25 January 2016

Studio Workshop - Paints and Pigments

Artist Jessica Houston and natural pigment samples.

On December 19, I took a studio workshop at the Metropolitan Museum in New York, led by artist and educator Jessica Houston. Ms. Houston led the twenty or so participants through a whirlwind of activities; there was little time for coherent note-taking or reflection. So, this blog post is not a comprehensive report but more a series of images from the workshop - a "taste" of the day's agenda.

Before the  invention, in 1706, of the first commercially available pigment, Prussian Blue, artists had to make their own pigments, from mineral, animal or vegetable sources. Ms. Houston gave us a slide tour through some of the ancient and medieval pigments. The ancient Egyptians used six colors in their art: black, white, yellow, red, blue and green. Each color had religious symbolism and hence was deployed in a very specific way. Black, derived from carbon sources such as lamp black - soot - was the symbol for death and the underworld while white, made from chalk, stood for purity, and so on.

Slide show of ancient and medieval art and pigments.

We visited some of the medieval and ancient Egyptian galleries of the museum, and Ms. Houston indicated which pigments were used in the artwork. For me, this was the highlight of the day, and demonstrated the unique advantage of an art class held at a museum with encyclopedic holdings of art.

The beautiful ancient Egyptian sculpture below is wood coated with plaster, and the pigments used for the woman's dress include malachite green, cinnabar red, and some kind of carbon-based material for the black areas.

Estate figure, ca. 1981 - 1975 B.C.

While the slide show and gallery tour were fascinating, we were there to learn by doing, so we leapt into making our own pigments, using materials as varied as oak galls, spinach, blue flag iris, saffron, and egg shells, among other items.  Each table of three or four participants was in charge of processing a given material.

Oak galls, formed by the larva of a wasp living on an oak tree.

The "oak gall" table had a lot of fun, first smashing the oak galls with a hammer, then grinding them finely using a mortar and pestle. When boiled and mixed with ferrous sulphate, the tannic acid in the oak gall makes a black liquid; the addition of gum arabic to this solution makes a usable ink. Get out your quill pens!

Smashing oak galls.

Another pigment prepared using the mortar is cochineal, made from the carapace of an insect from Central America. Chemically, the pigment is carminic acid; when cochineal powder is precipitated with alum, then mixed with chalk (calcium carbonate), the resulting sludge can be dried, reground and used for purple-y pinks.

Center, a bag of dried bugs; right, a jar of processed cochineal.

Less exotic in its source material is the white pigment made from ordinary hen's eggs. The shells are first soaked in vinegar, so that the inner membrane can be removed, then the shells are crushed on a marble slab, using a muller, the marble cone-shaped thing in the image below.

Eggshells ready to crush.

Eggshells reduced to fine powder.

You may have noticed the vase of iris in the first image above.  This was not just a decorative touch for the classroom - the iris petals were macerated in the pestles and  the resulting pulp pressed through damp coffee filters into small plastic vials.
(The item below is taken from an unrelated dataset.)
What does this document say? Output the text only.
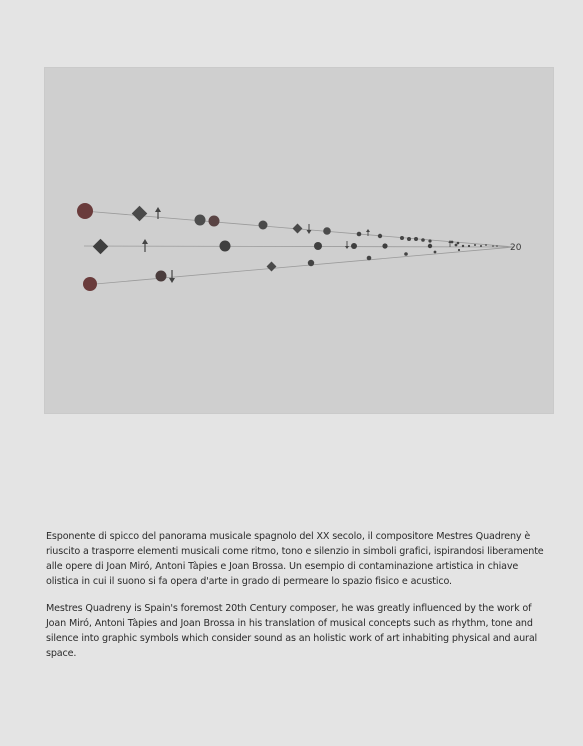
20

Esponente di spicco del panorama musicale spagnolo del XX secolo, il compositore Mestres Quadreny è riuscito a trasporre elementi musicali come ritmo, tono e silenzio in simboli grafici, ispirandosi liberamente alle opere di Joan Miró, Antoni Tàpies e Joan Brossa. Un esempio di contaminazione artistica in chiave olistica in cui il suono si fa opera d'arte in grado di permeare lo spazio fisico e acustico.

Mestres Quadreny is Spain's foremost 20th Century composer, he was greatly influenced by the work of Joan Miró, Antoni Tàpies and Joan Brossa in his translation of musical concepts such as rhythm, tone and silence into graphic symbols which consider sound as an holistic work of art inhabiting physical and aural space.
The addition of a small amount of alum creates - not purple as one might expect - but green!  Green pigment can be made using the same macerate-and-strain technique on spinach; no alum required.

Iris petals mashed and strained.

Once we had our pigments we needed the binder - the "glue" that will hold the pigment onto the paper or parchment or whatever substrate is used. Before the invention of oil paint, a common binder was egg yolk - the combination of pigment and egg yolk makes tempera paint, which enjoyed a revival during the Pre-Raphaelite era and is still used by painters today. Below, Jessica shows us how to process eggs to remove the white as well as the vitelline membrane from the yolk, as the blastoderm, the egg white and any membrane are undesirable for paint-making.  Once we had our egg yolk, we mixed it with a bit of water. 

Jessica and egg yolk.

Below are our palettes with the natural pigments we fabricated - the spinach, cochineal, saffron - as well as additional pigments Jessica supplied, such as red and yellow ochre. To each little cup of pigment we added a bit of the egg-and-water mixture. At last, ready to paint!  One suggestion I would make to anyone taking this workshop is to order some paint pot strips and use these in class; when sealed the tempera paints last a long time and then one can take them home and work in the comfort of one's own studio.

Paint palette.

The Met supplied illustration board and transfer paper and using these we transferred images Jessica had provided or just drew our own free-hand. Then, using the provided brushes, we began to paint. The tempera dries quickly, so by the time we had cleaned up our work stations, we were able to pack up our artwork, after a very busy day.

Hard at work.

A talented student's work, from a previous class.